- Directed by: Vijay S. Jodha
- Written by: Vijay S. Jodha
- Produced by: PSBT & Prasar Bharati
- Starring: Karimbhai Sumara, Rehmat Khan Solanki, Anil Kumar Gupta
- Cinematography: Sanjay Agrawal
- Edited by: Vijay S. Jodha
- Distributed by: Syncline Films Pvt. Ltd.
- Release date: 23 February 2005 (India);
- Running time: 28 minutes
- Country: India
- Language: English/Gujarati/Hindi

= Healers for All Reasons =

Healers For All Reasons (2005) is a 28-minute documentary directed by Vijay S. Jodha. It looks at two traditional Indian village healers whose lives and work embody altruism, tolerance and sustainability. The documentary was made in English, Gujarati and Hindi.

==Content==
Filmed in the aftermath of 2002 Gujarat violence in which over a thousand people were killed, and mistrust between Muslim and Hindu communities ran high, the film focuses on the work of two Muslim healers who live and work among predominantly Hindu communities. Karimbhai Sumra of Virampur village, Gujarat, uses traditional medicine to heal humans, animals, and even plants. The last category includes producing a variety of herbal pesticides for farmers. Rehmat Khan Solanki of Chur Village, Gujarat, on the other hand, specializes in treating animals and uses traditional medicine and environmentally friendly methods to heal them. Although a Muslim, he is called 'Gopal Bapa' by Hindu villagers for being a benefactor of cattle like Hindu deity Lord Krishna.

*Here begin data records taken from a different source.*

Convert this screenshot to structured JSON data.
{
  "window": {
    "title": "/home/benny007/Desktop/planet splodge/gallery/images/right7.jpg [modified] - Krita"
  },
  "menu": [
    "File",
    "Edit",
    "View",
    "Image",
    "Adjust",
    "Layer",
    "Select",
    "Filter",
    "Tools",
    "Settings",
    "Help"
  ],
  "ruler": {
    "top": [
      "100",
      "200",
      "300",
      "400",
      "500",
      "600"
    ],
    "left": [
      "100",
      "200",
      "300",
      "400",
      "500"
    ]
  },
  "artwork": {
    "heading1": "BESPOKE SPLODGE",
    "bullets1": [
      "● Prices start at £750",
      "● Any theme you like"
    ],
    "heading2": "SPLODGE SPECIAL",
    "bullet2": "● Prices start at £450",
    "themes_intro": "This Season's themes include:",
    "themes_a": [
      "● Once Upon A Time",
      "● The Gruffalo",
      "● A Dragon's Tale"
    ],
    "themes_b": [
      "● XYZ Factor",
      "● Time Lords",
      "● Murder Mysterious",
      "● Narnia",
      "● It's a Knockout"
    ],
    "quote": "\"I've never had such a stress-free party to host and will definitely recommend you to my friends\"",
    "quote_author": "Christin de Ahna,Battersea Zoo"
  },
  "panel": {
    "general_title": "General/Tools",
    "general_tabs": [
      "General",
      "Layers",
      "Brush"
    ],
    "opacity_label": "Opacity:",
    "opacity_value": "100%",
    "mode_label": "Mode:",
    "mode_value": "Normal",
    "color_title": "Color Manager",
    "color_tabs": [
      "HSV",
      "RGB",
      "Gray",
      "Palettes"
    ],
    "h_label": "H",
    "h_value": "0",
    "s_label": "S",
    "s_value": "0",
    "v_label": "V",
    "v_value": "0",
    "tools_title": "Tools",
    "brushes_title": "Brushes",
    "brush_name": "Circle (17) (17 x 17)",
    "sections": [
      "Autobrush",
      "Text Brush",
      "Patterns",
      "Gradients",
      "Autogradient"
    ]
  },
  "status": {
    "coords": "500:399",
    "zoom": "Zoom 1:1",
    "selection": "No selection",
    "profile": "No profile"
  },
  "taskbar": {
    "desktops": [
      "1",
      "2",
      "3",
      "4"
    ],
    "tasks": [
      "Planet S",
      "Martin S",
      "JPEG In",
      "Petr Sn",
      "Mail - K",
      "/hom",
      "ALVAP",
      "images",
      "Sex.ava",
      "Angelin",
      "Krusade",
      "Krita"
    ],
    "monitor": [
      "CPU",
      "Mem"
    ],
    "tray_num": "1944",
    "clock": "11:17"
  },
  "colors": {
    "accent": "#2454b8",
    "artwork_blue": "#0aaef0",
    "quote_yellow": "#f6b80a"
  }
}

The two healers work in places that lack hospitals and modern veterinary services. They are not wealthy but do not demand any fee for their services. They are happy with whatever people give to them in return. Their knowledge of various local plants and their healing properties has been documented and recognized by mainstream scientists. Prof. Anil Kumar Gupta of Indian Institute of Management, Ahmedabad and Executive Vice Chair of the National Innovation Foundation, talks on camera about his association with the two healers and the importance of their work in the context of protection and conservation of indigenous knowledge systems.

==Reception==
Reviews for the film were positive, with India Today describing it as "a unique documentary on harmony" and that the film was "a testament perhaps to the fact that politics is yet to triumph over brotherhood and compassion." Writing for Down to Earth, Nicki Kindersley said that "the documentary highlights the problem of maintaining a traditional system within modern corporate structures." The Hindu said that the film "brings forth the pluralistic identity of the country in more ways than one."